Best practices for significantly reducing risk within your organization.


Countless headlines show instances of what can happen when businesses rely too heavily on their “trusted” bookkeeper. Instances of embezzlement and theft can carry on for decades before being uncovered, and often have a devastating impact that can put the entire company at risk. While it is impossible to eliminate all risks associated with internal and external fraud, following best practices can significantly reduce risk within your organization.

Implement a risk management program

The first step to reducing your company’s risk of fraud is to implement a risk management program. Senior management needs to make it clear—through their words and actions—that no forms of dishonesty are tolerated. For best practices, review your insurance coverage annually to ensure you are protected against internal and external thefts, and make sure that your accounting and/or bookkeeping firm is adequately bonded. In addition, interview your accounting and/or bookkeeping firm about their hiring practices to make sure they adequately screen their staff.

Trust but verify by implementing adequate internal controls

While successful businesses foster a culture of trust, implementing adequate control structures can verify your employees’ actions. In order to reduce fraud and error risks, create a segregation of duties by dispersing business functions to more than one person or department. For example, have different people set up and approve new vendors, approve bills to be paid, write checks/initiate electronic payments, approve new hires, approve and change pay rates, process payroll and reconcile the bank and credit card accounts.

All staff involved with managing the books and records of a business should be properly screened. Check their employment, credit, address and bankruptcy history as well as criminal and civil court records. Many bookkeepers caught in a fraud are not prosecuted, and as a result they move on to their next victim.
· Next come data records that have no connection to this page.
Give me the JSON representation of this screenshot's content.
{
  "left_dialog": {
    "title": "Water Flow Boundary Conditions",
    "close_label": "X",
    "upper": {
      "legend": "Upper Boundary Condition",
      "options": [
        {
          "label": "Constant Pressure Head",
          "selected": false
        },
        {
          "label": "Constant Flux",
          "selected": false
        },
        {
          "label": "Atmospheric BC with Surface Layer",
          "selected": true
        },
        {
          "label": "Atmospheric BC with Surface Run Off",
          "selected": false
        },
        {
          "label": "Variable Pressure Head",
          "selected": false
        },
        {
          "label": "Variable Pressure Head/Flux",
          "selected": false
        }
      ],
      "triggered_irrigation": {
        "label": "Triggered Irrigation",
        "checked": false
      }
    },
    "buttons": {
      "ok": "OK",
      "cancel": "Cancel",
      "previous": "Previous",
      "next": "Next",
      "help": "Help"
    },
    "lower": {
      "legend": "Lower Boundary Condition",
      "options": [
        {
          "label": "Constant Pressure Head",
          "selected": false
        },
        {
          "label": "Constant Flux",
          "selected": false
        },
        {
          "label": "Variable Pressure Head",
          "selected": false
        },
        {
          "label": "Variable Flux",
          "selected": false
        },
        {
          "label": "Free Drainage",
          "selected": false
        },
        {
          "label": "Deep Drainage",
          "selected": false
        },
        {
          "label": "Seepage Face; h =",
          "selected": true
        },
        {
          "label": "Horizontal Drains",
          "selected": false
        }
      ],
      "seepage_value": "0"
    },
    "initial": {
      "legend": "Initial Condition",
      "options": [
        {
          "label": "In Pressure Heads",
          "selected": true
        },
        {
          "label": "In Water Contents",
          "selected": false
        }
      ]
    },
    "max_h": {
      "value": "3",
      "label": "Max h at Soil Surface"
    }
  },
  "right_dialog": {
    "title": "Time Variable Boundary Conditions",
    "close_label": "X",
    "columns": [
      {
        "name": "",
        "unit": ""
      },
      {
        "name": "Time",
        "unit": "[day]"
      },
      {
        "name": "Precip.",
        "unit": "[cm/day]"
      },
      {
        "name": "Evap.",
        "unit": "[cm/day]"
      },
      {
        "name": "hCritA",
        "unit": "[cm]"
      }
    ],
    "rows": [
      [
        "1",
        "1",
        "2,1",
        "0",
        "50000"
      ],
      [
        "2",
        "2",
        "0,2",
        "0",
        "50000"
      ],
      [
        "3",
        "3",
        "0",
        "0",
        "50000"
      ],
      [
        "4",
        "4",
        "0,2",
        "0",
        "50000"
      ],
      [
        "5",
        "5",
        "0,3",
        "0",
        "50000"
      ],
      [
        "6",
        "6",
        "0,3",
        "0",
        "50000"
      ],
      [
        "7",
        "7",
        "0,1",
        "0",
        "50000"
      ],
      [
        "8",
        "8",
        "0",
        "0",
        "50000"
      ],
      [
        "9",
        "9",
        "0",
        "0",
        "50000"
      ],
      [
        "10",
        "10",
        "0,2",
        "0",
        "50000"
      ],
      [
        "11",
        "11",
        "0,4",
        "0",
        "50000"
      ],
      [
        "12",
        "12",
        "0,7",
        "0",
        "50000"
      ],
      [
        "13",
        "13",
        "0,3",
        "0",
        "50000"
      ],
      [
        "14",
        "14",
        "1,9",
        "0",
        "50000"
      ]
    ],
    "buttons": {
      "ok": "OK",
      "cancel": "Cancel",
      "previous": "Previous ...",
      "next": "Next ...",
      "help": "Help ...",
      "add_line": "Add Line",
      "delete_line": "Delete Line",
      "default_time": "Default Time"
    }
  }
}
A full background check will help you understand whether a prospective employee fits into a high risk or low risk category.

Understand your numbers

With financial clarity, it is much easier to identify unexpected expenses or balance sheet issues that are incurred because of fraud by a bookkeeper. That’s why it is important to reconcile your balance sheet and review your financial results as compared to budget monthly. Make sure to:

  • Run all cash receipts through a business bank account. While it may seem easier to utilize cash out of the drawer to pay for petty cash, this process creates an environment where funds can easily be misdirected.
  • Review all bank and credit card statements. In the paper based world, it is recommended that business owners receive the unopened bank statements directly. In the electronic world, business owners can view bank records online routinely and set up alerts to notify them of any large or unusual transactions.
  • Have a third-party accounting firm review your books on a regular basis. A routine review from an outside accounting firm can serve as a significant deterrent to fraud.
  • Manage your books on an accrual basis. To eliminate the variations that occur based on the cash basis of accounting (recording revenue when cash is received and expenses when checks are cut), utilize the accrual basis of accounting (recording revenue when earned and expenses when incurred). This will help you identify unexpected results.
  • Balance your balance sheet monthly. While most business owners understand the importance of reconciling their bank accounts monthly, it is just as important to reconcile all balance sheet accounts monthly. Make sure that transactions on the balance sheet are appropriate, so inappropriate items within these balances do not mask the results presented in the income statement.
  • Ensure books and records are securely stored. Whether your records are kept electronically or in paper form, make sure you close each financial period and lock up records so past transactions cannot be altered.
  • Eliminate or lock up check stock. By utilizing electronic payment systems, it is harder to destroy or hide important documents. When paper is used, make sure all checks are accounted for by management.
Fraud occurs more often than most businesses realize. By utilizing accounting best practices, not only will you deter an employee from committing fraud, you will obtain a clearer view of your businesses’ finances.

Ted Rose is the president and CEO of Rose Financial Services (RFS).